With a particularly low level of unemployment since the late 2000s, the country suffers from a lack of manpower that puts the unions "in a position of strength" in negotiations, according to Karl Brenke.

Since the mid-2010s, they have managed to impose increases, after a decade marked by the wage moderation policy of the Gerhard Schröder era, in the name of competitiveness.

In 2015, a record was recorded, with more than 2 million strike days in the year. Real wages increased systematically from 2014 to 2021, except in 2020 due to the Covid-19 pandemic.
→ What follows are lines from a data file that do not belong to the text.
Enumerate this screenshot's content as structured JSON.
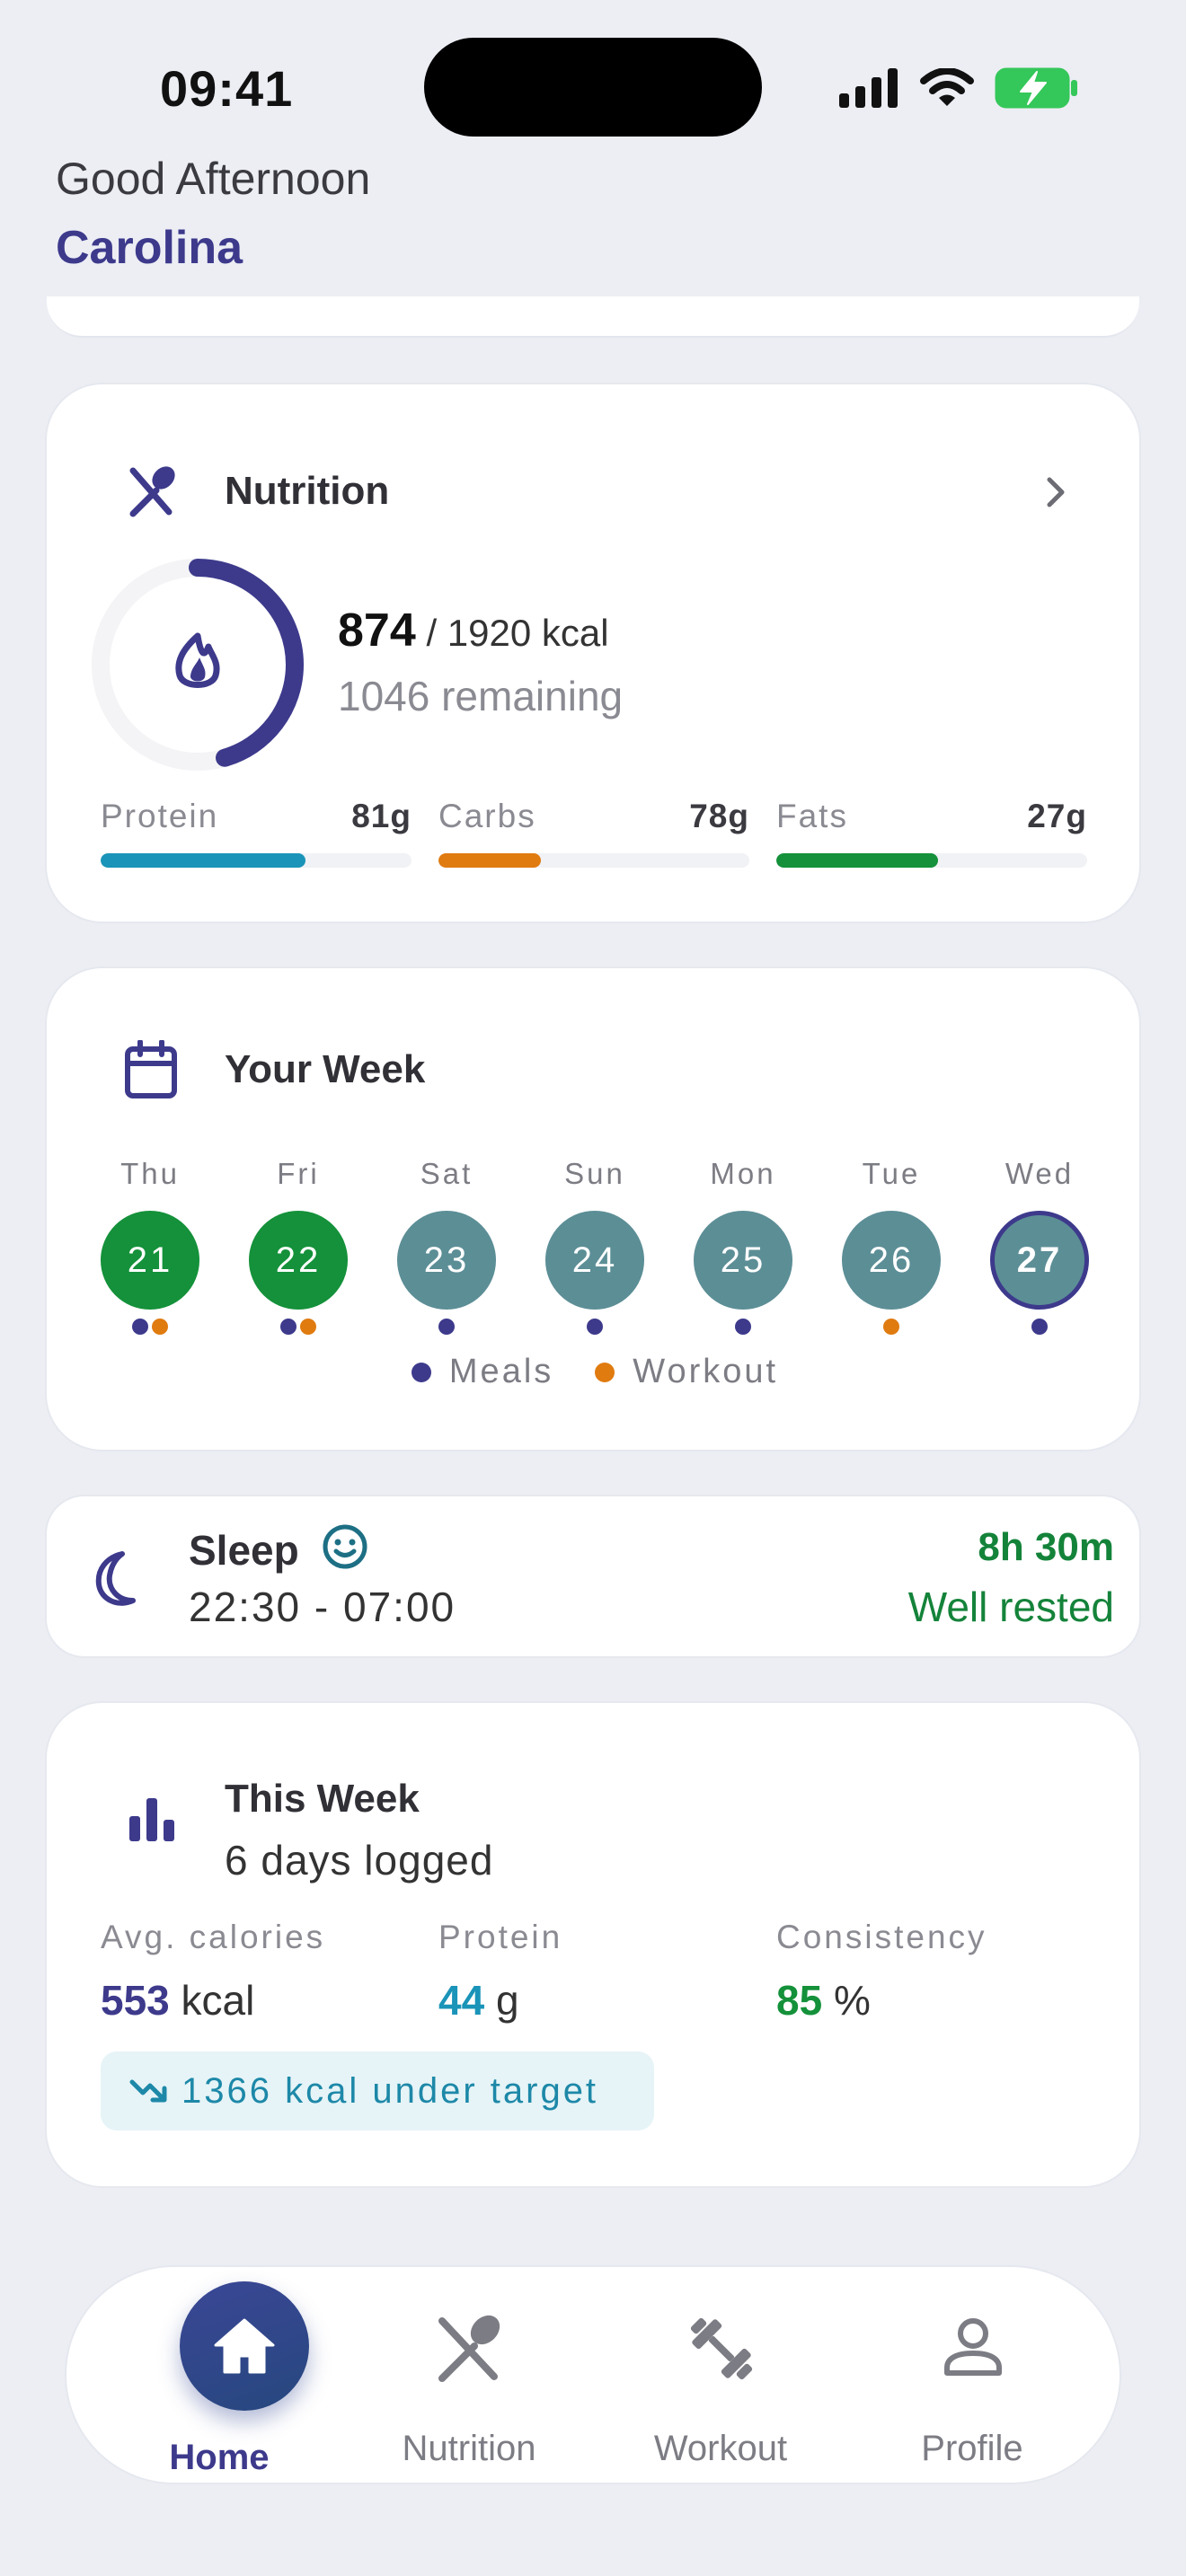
{
  "status_bar": {
    "time": "09:41"
  },
  "greeting": {
    "salutation": "Good Afternoon",
    "name": "Carolina"
  },
  "nutrition": {
    "title": "Nutrition",
    "consumed": "874",
    "target_text": "/ 1920 kcal",
    "remaining_text": "1046 remaining",
    "progress_fraction": 0.455,
    "macros": [
      {
        "label": "Protein",
        "value": "81g",
        "fill_fraction": 0.66,
        "color": "#1a94b8"
      },
      {
        "label": "Carbs",
        "value": "78g",
        "fill_fraction": 0.33,
        "color": "#e07b10"
      },
      {
        "label": "Fats",
        "value": "27g",
        "fill_fraction": 0.52,
        "color": "#14913a"
      }
    ]
  },
  "week": {
    "title": "Your Week",
    "days": [
      {
        "name": "Thu",
        "date": "21",
        "status": "complete",
        "meals": true,
        "workout": true
      },
      {
        "name": "Fri",
        "date": "22",
        "status": "complete",
        "meals": true,
        "workout": true
      },
      {
        "name": "Sat",
        "date": "23",
        "status": "partial",
        "meals": true,
        "workout": false
      },
      {
        "name": "Sun",
        "date": "24",
        "status": "partial",
        "meals": true,
        "workout": false
      },
      {
        "name": "Mon",
        "date": "25",
        "status": "partial",
        "meals": true,
        "workout": false
      },
      {
        "name": "Tue",
        "date": "26",
        "status": "partial",
        "meals": false,
        "workout": true
      },
      {
        "name": "Wed",
        "date": "27",
        "status": "today",
        "meals": true,
        "workout": false
      }
    ],
    "legend": {
      "meals": "Meals",
      "workout": "Workout"
    },
    "colors": {
      "complete": "#14913a",
      "partial": "#5c8e96",
      "today": "#5c8e96",
      "today_ring": "#3d3a8c",
      "meals_dot": "#3d3a8c",
      "workout_dot": "#e07b10"
    }
  },
  "sleep": {
    "title": "Sleep",
    "time_range": "22:30 - 07:00",
    "duration": "8h 30m",
    "quality": "Well rested"
  },
  "this_week": {
    "title": "This Week",
    "subtitle": "6 days logged",
    "stats": [
      {
        "label": "Avg. calories",
        "value": "553",
        "unit": "kcal",
        "color": "#3d3a8c"
      },
      {
        "label": "Protein",
        "value": "44",
        "unit": "g",
        "color": "#1a94b8"
      },
      {
        "label": "Consistency",
        "value": "85",
        "unit": "%",
        "color": "#14913a"
      }
    ],
    "trend_text": "1366 kcal under target"
  },
  "tabbar": {
    "active": "Home",
    "tabs": [
      {
        "label": "Home",
        "icon": "home-icon"
      },
      {
        "label": "Nutrition",
        "icon": "utensils-icon"
      },
      {
        "label": "Workout",
        "icon": "dumbbell-icon"
      },
      {
        "label": "Profile",
        "icon": "user-icon"
      }
    ]
  }
}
The momentum was broken by inflation in 2022, with a decline of 3.1%.

Employees "are tired of being led by the nose in collective bargaining", according to Frank Werneke.

Salary increases, a lack of resources

The mobilization for wages in services has been accompanied since the beginning of the year by demonstrations.

"The price of petrol and food has gone up, my wallet has felt it," said Timo Stau, 21, who met at a demonstration on Berlin's iconic Friedrichstrasse.

After the threat of an "open-ended strike", the 160,000 employees of Deutsche Post, who negotiate separately, have already obtained an average wage increase of 11.5% at the beginning of March.

At the end of 2022, nearly 4 million German industrial workers won a wage increase of 8.5% over two years, after several weeks punctuated by work stoppages.

But the protest is broader. "It's not just a question of salary but of means," Jan Exner Konrad, 34, told AFP at a teachers' demonstration in Berlin on Thursday.